I bought the 36" alaskan and mounted it on a 660. I would like to know if clamping over the joint toward the tip of the bar will cause any problems. I can move the clamp back a little and miss the joint but it will cut down on my width of cut. Any help is appreciated. Jgoodwin


----------



## aggiewoodbutchr

jgoodwin said:


> I bought the 36" alaskan and mounted it on a 660. I would like to know if clamping over the joint toward the tip of the bar will cause any problems. I can move the clamp back a little and miss the joint but it will cut down on my width of cut. Any help is appreciated. Jgoodwin



Welcome to AS!

Shouldn't hurt as long as the clamp pads are solid (I believe Alaskan's are). What brand/ type of bar are you using?


----------



## jgoodwin

*36" alaskan mill*

It's a Stihl Rollomatic ES 24". Thought I'd start with some small pine logs to get
the feel of milling. I'm gonna take it slow. It's my first time with a big saw and a mill. I'll probably waste all day worrying and being cautious. I've read every thing on this site for over a year. We'll see how much of it I retained before the
day is over. I've got my mobile phone and 911 on hold. Thanks jgoodwin


----------



## woodshop

aggiewoodbutchr said:


> Welcome to AS!
> 
> Shouldn't hurt as long as the clamp pads are solid (I believe Alaskan's are). What brand/ type of bar are you using?



Don't want to be in the position of disagreeing with my buddy aggie, but when I put my alaskan on my 28" Rollmatic bar for the first time couple years ago, I clamped it near the end of that bar not knowing better, and the chain would hardly move. Moved it back behind the sprocket and then it was fine. The pressure of the clamp was keeping the chain from spinning around the end of the bar freely. Experiment yourself... stick it on and see if you can spin that chain by hand, and if it binds then move it down a little at a time till it's free.


----------



## aggiewoodbutchr

woodshop said:


> Don't want to be in the position of disagreeing with my buddy aggie, but when I put my alaskan on my 28" Rollmatic bar for the first time couple years ago, I clamped it near the end of that bar not knowing better, and the chain would hardly move. Moved it back behind the sprocket and then it was fine. The pressure of the clamp was keeping the chain from spinning around the end of the bar freely. Experiment yourself... stick it on and see if you can spin that chain by hand, and if it binds then move it down a little at a time till it's free.

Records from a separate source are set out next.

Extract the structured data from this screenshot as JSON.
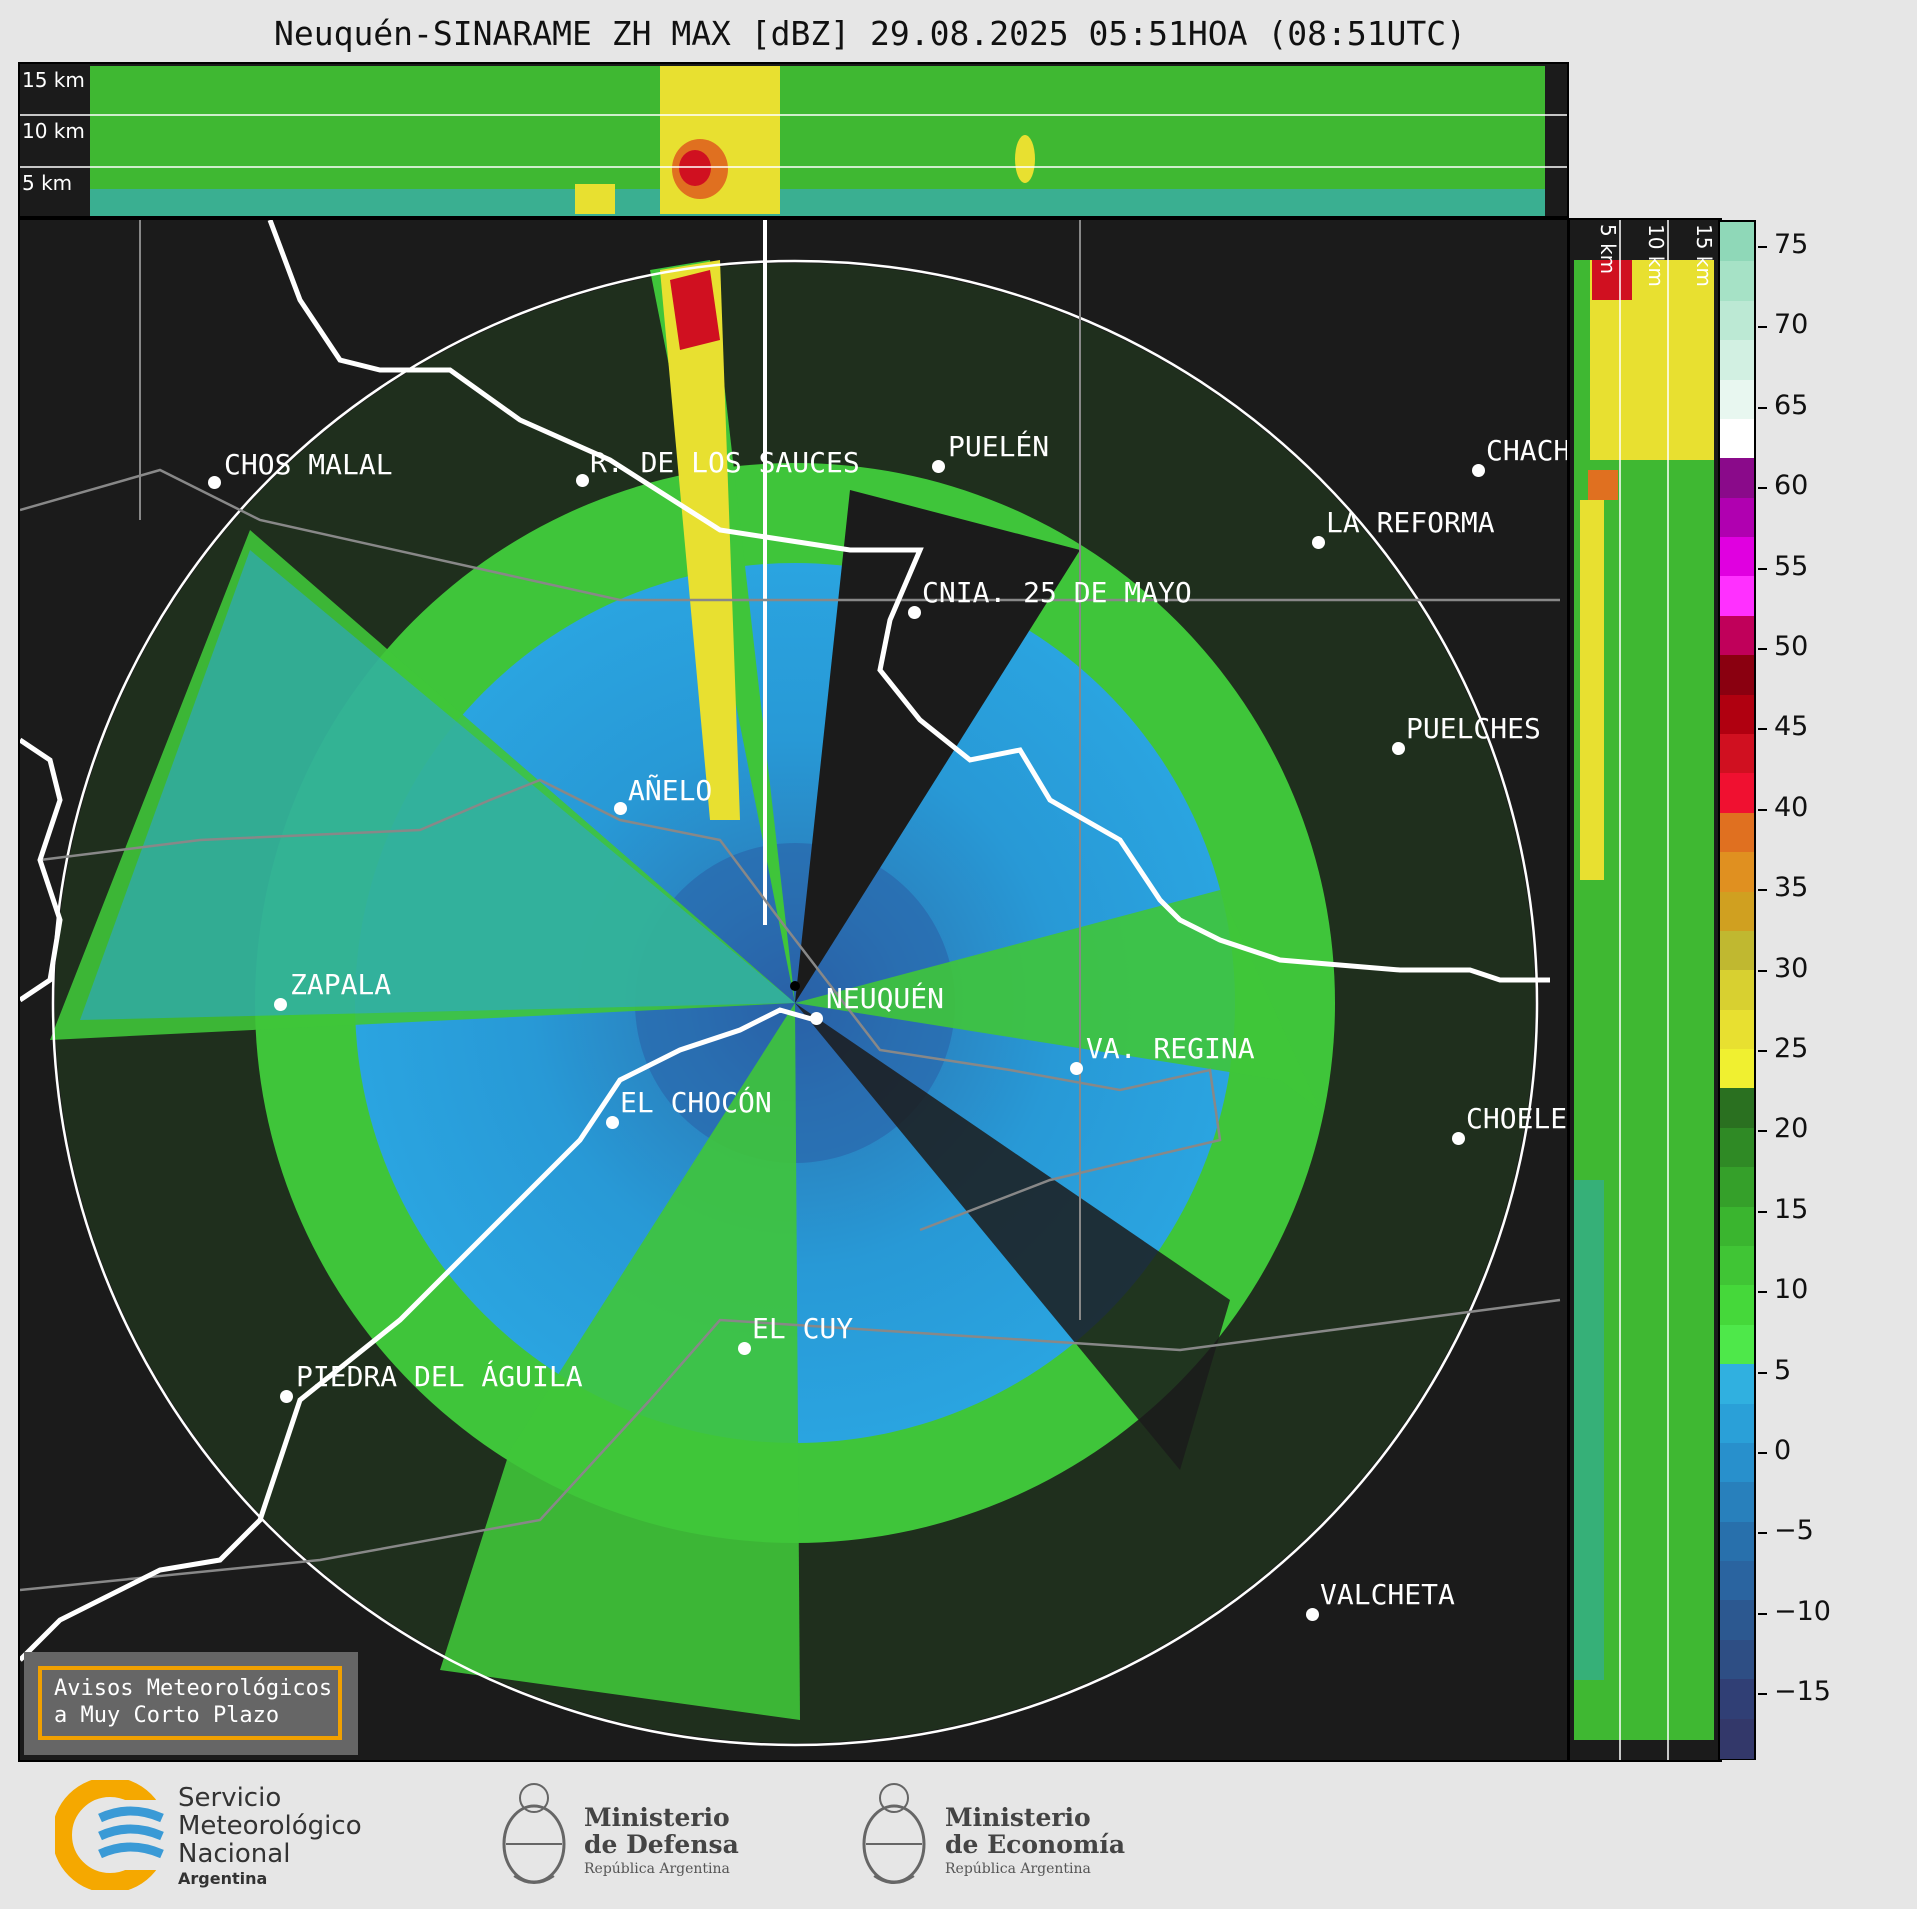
{
  "title": "Neuquén-SINARAME ZH MAX [dBZ] 29.08.2025 05:51HOA (08:51UTC)",
  "top_panel": {
    "height_labels": [
      "15 km",
      "10 km",
      "5 km"
    ]
  },
  "side_panel": {
    "height_labels": [
      "5 km",
      "10 km",
      "15 km"
    ]
  },
  "cities": [
    {
      "name": "CHOS MALAL"
    },
    {
      "name": "R. DE LOS SAUCES"
    },
    {
      "name": "PUELÉN"
    },
    {
      "name": "CHACH"
    },
    {
      "name": "LA REFORMA"
    },
    {
      "name": "CNIA. 25 DE MAYO"
    },
    {
      "name": "PUELCHES"
    },
    {
      "name": "AÑELO"
    },
    {
      "name": "ZAPALA"
    },
    {
      "name": "NEUQUÉN"
    },
    {
      "name": "VA. REGINA"
    },
    {
      "name": "EL CHOCÓN"
    },
    {
      "name": "CHOELE"
    },
    {
      "name": "EL CUY"
    },
    {
      "name": "PIEDRA DEL ÁGUILA"
    },
    {
      "name": "VALCHETA"
    }
  ],
  "colorbar": {
    "ticks": [
      "75",
      "70",
      "65",
      "60",
      "55",
      "50",
      "45",
      "40",
      "35",
      "30",
      "25",
      "20",
      "15",
      "10",
      "5",
      "0",
      "−5",
      "−10",
      "−15"
    ],
    "colors": [
      "#8fd8b8",
      "#a6e2c6",
      "#bce9d4",
      "#d2f0e2",
      "#e8f7f0",
      "#ffffff",
      "#8a0a8a",
      "#b000b0",
      "#e000e0",
      "#ff30ff",
      "#c0005a",
      "#8a0010",
      "#b00010",
      "#d01020",
      "#f01030",
      "#e07020",
      "#e09020",
      "#d0a020",
      "#c0b830",
      "#d8d030",
      "#e8e030",
      "#f0f030",
      "#2a7020",
      "#2f8a25",
      "#35a02a",
      "#3ab52f",
      "#40c535",
      "#45d83a",
      "#4ee84a",
      "#30b0e0",
      "#2aa0d8",
      "#2890cc",
      "#2880bc",
      "#2870ac",
      "#2a64a0",
      "#2c5890",
      "#2e4e84",
      "#303f75",
      "#33386a"
    ]
  },
  "aviso": {
    "line1": "Avisos Meteorológicos",
    "line2": "a Muy Corto Plazo"
  },
  "logos": {
    "smn_line1": "Servicio",
    "smn_line2": "Meteorológico",
    "smn_line3": "Nacional",
    "smn_line4": "Argentina",
    "defensa_line1": "Ministerio",
    "defensa_line2": "de Defensa",
    "defensa_line3": "República Argentina",
    "economia_line1": "Ministerio",
    "economia_line2": "de Economía",
    "economia_line3": "República Argentina"
  }
}
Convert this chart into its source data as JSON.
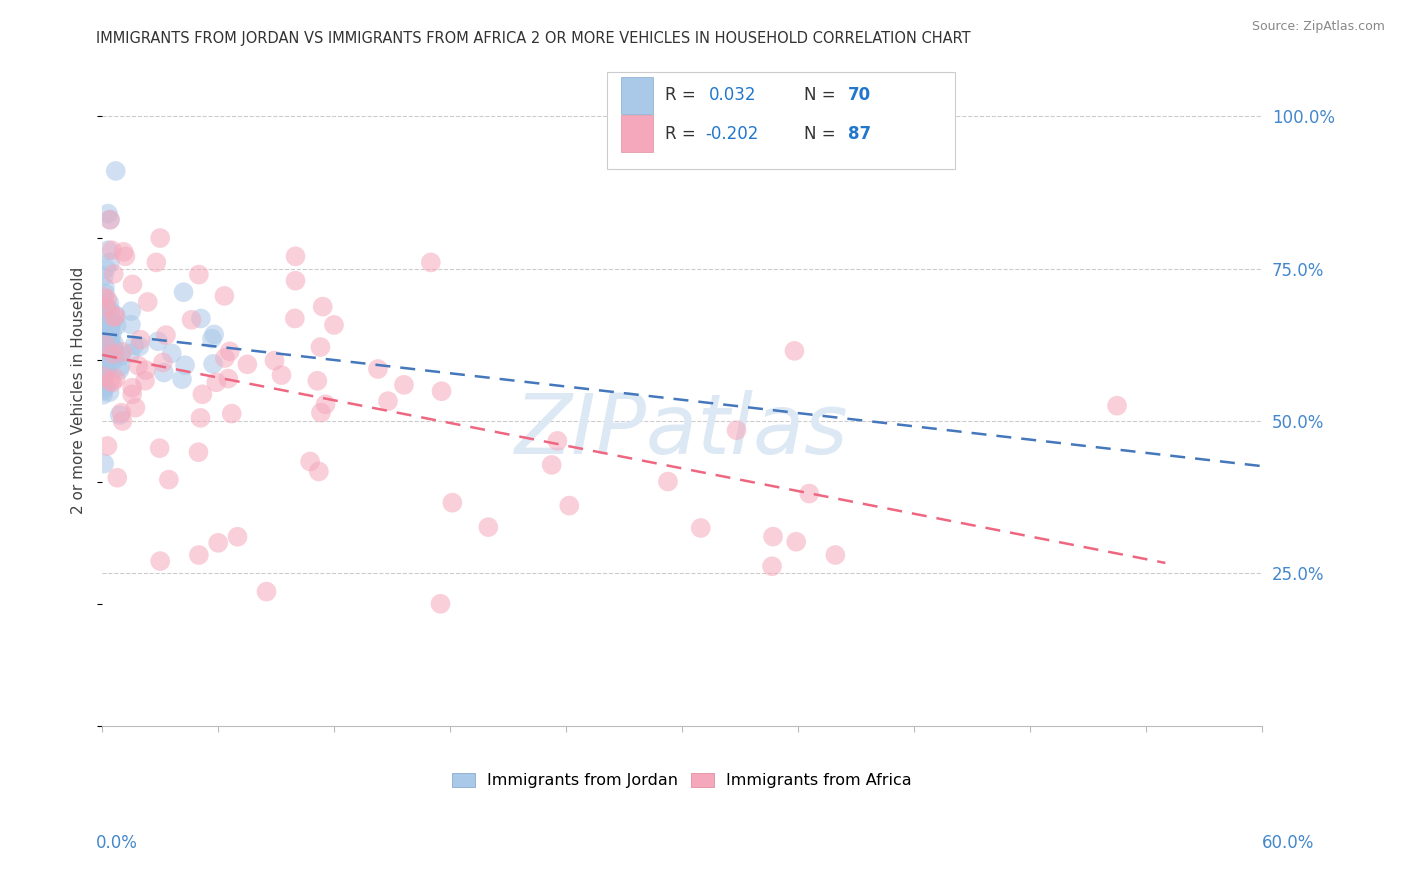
{
  "title": "IMMIGRANTS FROM JORDAN VS IMMIGRANTS FROM AFRICA 2 OR MORE VEHICLES IN HOUSEHOLD CORRELATION CHART",
  "source": "Source: ZipAtlas.com",
  "ylabel": "2 or more Vehicles in Household",
  "xlim": [
    0.0,
    0.6
  ],
  "ylim": [
    0.0,
    1.1
  ],
  "jordan_R": 0.032,
  "jordan_N": 70,
  "africa_R": -0.202,
  "africa_N": 87,
  "jordan_color": "#aac8e8",
  "africa_color": "#f5a8bc",
  "jordan_line_color": "#4477bb",
  "africa_line_color": "#ee6680",
  "watermark_text": "ZIPatlas",
  "watermark_color": "#dde8f5",
  "background_color": "#ffffff",
  "grid_color": "#cccccc",
  "ytick_color": "#4488cc",
  "legend_border_color": "#cccccc",
  "legend_text_color": "#333333",
  "legend_value_color": "#2277cc",
  "title_color": "#333333",
  "source_color": "#888888",
  "xlabel_color": "#4488cc"
}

Disagree all you like! I've been wrong before and I'm sure I'll be wrong again. You won't hurt my feelings. 

When I read his question I pictured the clamp to be covering the joint between the tip and bar but not all the way out on the roller nose. I should have been more clear but thanks for pointing it out. It could have caused a bad day for Mr. Goodwin.


----------



## jgoodwin

*36" alaskan mill*

Thanks aggie & woodshop. Aggie you had it right. It was in that joint but I 
moved it back just to be on the safe side. Everything went fine. Just slow due
to being old, cautious, ignorant and scared. The saw just blew through the soft pine. Nothing broke anyway. I checked and I still have all the skin left on my body that I started with. I'll get the hang of it. When I get to real milling on the hardwood I'll post some pics.


----------



## woodshop

Glad you got it going Jgoodwin. A big saw will blow through soft pine or poplar, almost not fair to the wood  Don't be timid though, stick that clamp out near the very end like aggie says and try it, it might work and you'll get an extra few inches if you need it. No harm done because you can tell right away as soon as you clamp it and try to pull that chain around with your hand if it's going to bind or not.


----------